Nurse Involvement Crucial to Therapeutic Patient Education in Patients with AD

Despite this, more than half of nurses included in this global survey were not financially compensated for their additional work.

A new global investigation into the role of nurses in atopic dermatitis management suggested that the dynamic between physicians and nurses was crucial in the improvement of therapeutic patient education (TPE).

Therapeutic patient education has been applied in the management of several chronic diseases and is intended to support self-management among patients with AD as well as promote therapeutic adherence.

Notably, guideline recommendations suggested TPE as a basic therapy for all AD patients regardless of age or disease severity, and recent data has shown that such programs result in positive effects on disease severity, management, and quality of life.

However, TPE is often hard to implement without the aid of nurse-led consultations.

For this study, an investigative team led by Hélène Aubert, PhD, of Nantes University Hospital in France, detailed a global survey conducted by the International Task Force for AD (ISAD-OPENED Task Force) to determine the current role of nurses in TPE for patients with AD.

From July to December 2019, a cross-sectional study was conducted via questionnaire by a myriad of health professionals.

The questionnaire was developed in the English language on Survey Monkey and featured 24 items before being emailed to all members of the ISAD OPENED network. This network featured 62 global experts from 23 countris in the field of TPE in AD.

Members of the network were encouraged to share the survey with colleagues including physicians, nurses, and psychologists.

In total, 85 health care professionals from 20 countries responded to the questionnaire; specifically, responses from 28 nurses, 56 dermatologists, and 1 psychologist were included in the questionnaire.

Among them, nearly 75% of responding physicians and nurses cited interprofessional coworking while caring for patients with AD, while 20% worked autonomously (17).

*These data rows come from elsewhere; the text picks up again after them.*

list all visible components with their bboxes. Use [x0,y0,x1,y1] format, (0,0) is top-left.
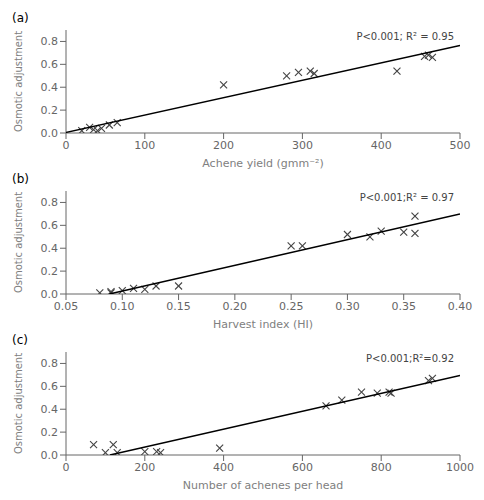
html-text:(c): (c) [12,333,28,347]
svg-text:Osmotic adjustment: Osmotic adjustment [13,353,24,454]
svg-text:0.4: 0.4 [41,81,59,94]
svg-text:0: 0 [63,139,70,152]
svg-text:0.0: 0.0 [41,127,59,140]
svg-text:1000: 1000 [446,461,474,474]
svg-text:0.4: 0.4 [41,242,59,255]
svg-text:0.0: 0.0 [41,288,59,301]
svg-text:Osmotic adjustment: Osmotic adjustment [13,31,24,132]
svg-text:200: 200 [134,461,155,474]
svg-text:400: 400 [371,139,392,152]
svg-text:0.15: 0.15 [166,300,191,313]
svg-text:100: 100 [134,139,155,152]
svg-text:0.8: 0.8 [41,357,59,370]
svg-text:Harvest index (HI): Harvest index (HI) [213,318,313,330]
svg-text:0.2: 0.2 [41,426,59,439]
svg-text:500: 500 [450,139,471,152]
svg-text:300: 300 [292,139,313,152]
svg-text:400: 400 [213,461,234,474]
svg-text:0.2: 0.2 [41,104,59,117]
svg-text:0.25: 0.25 [279,300,304,313]
html-text:P<0.001;R² = 0.97: P<0.001;R² = 0.97 [359,192,454,203]
svg-text:Osmotic adjustment: Osmotic adjustment [13,192,24,293]
svg-text:0.4: 0.4 [41,403,59,416]
html-text:(a): (a) [12,11,29,25]
html-text:P<0.001;R²=0.92: P<0.001;R²=0.92 [366,353,454,364]
svg-text:0.6: 0.6 [41,58,59,71]
svg-text:Number of achenes per head: Number of achenes per head [183,479,344,491]
svg-text:0: 0 [63,461,70,474]
svg-text:0.8: 0.8 [41,35,59,48]
svg-text:200: 200 [213,139,234,152]
svg-text:0.35: 0.35 [391,300,416,313]
svg-text:600: 600 [292,461,313,474]
svg-text:Achene yield (gmm⁻²): Achene yield (gmm⁻²) [202,157,323,169]
svg-text:0.10: 0.10 [110,300,135,313]
svg-text:0.05: 0.05 [54,300,79,313]
svg-text:0.30: 0.30 [335,300,360,313]
svg-text:0.0: 0.0 [41,449,59,462]
svg-text:0.6: 0.6 [41,219,59,232]
svg-text:0.40: 0.40 [448,300,473,313]
svg-text:0.6: 0.6 [41,380,59,393]
svg-text:0.2: 0.2 [41,265,59,278]
svg-text:0.8: 0.8 [41,196,59,209]
html-text:(b): (b) [12,172,29,186]
html-text:P<0.001; R² = 0.95: P<0.001; R² = 0.95 [356,31,454,42]
svg-text:800: 800 [371,461,392,474]
svg-text:0.20: 0.20 [223,300,248,313]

Regarding TPE training, 57 (67%) participants had training specific to TPE while 57 (67%) had learning based on personal experience. Thirty-three participants declared both.

Notably, 51% of respondents deemed the collaboration between nurses and physicians to be “excellent”, followed by 36% considering it to be “good” and 3% deeming it “poor”.

Meanwhile, joint consultations for patients with AD were reported by 76.5% of participants, while 55.3% of respondents declared active participation in TPE sessions with patients with AD.

When considering follow-up, telephone or e-mail follow-ups were conducted by 31.7% of respondents – 13 nurses, 12 physicians, and 2 assistants- and answering patient questions was done by phone or email by 64.7% of respondents. A total of 67% respondents reported practicing an educational approach for the treatment of other pathologies.

Regarding financial compensation, additional payment for TPE was given to 34.1% of respondents, while 62.3% were not paid for their work. Over half (55%) of nurses provided consultations without physician assistance.

The survey found that the main preventative actions for nurse involvement in TPE were insufficient training (44.7%), lack of recognition and remuneration (40%), lack of nurses (67%), lack of funding (51.7%) and lack of motivation (22.7%).

“Nurses offer their time, skills, and knowledge in communicating with patients and their families,” the team wrote. “Among the areas for improvement in this field, we propose the recognition of the role of nurses in the care of AD patients, because they can replace the doctor in certain tasks, which leads to reducing the costs of the intervention.”

The study, "The role of nurses in the management of atopic dermatitis: Results of an international survey," was published online in JEADV Clinical Practice.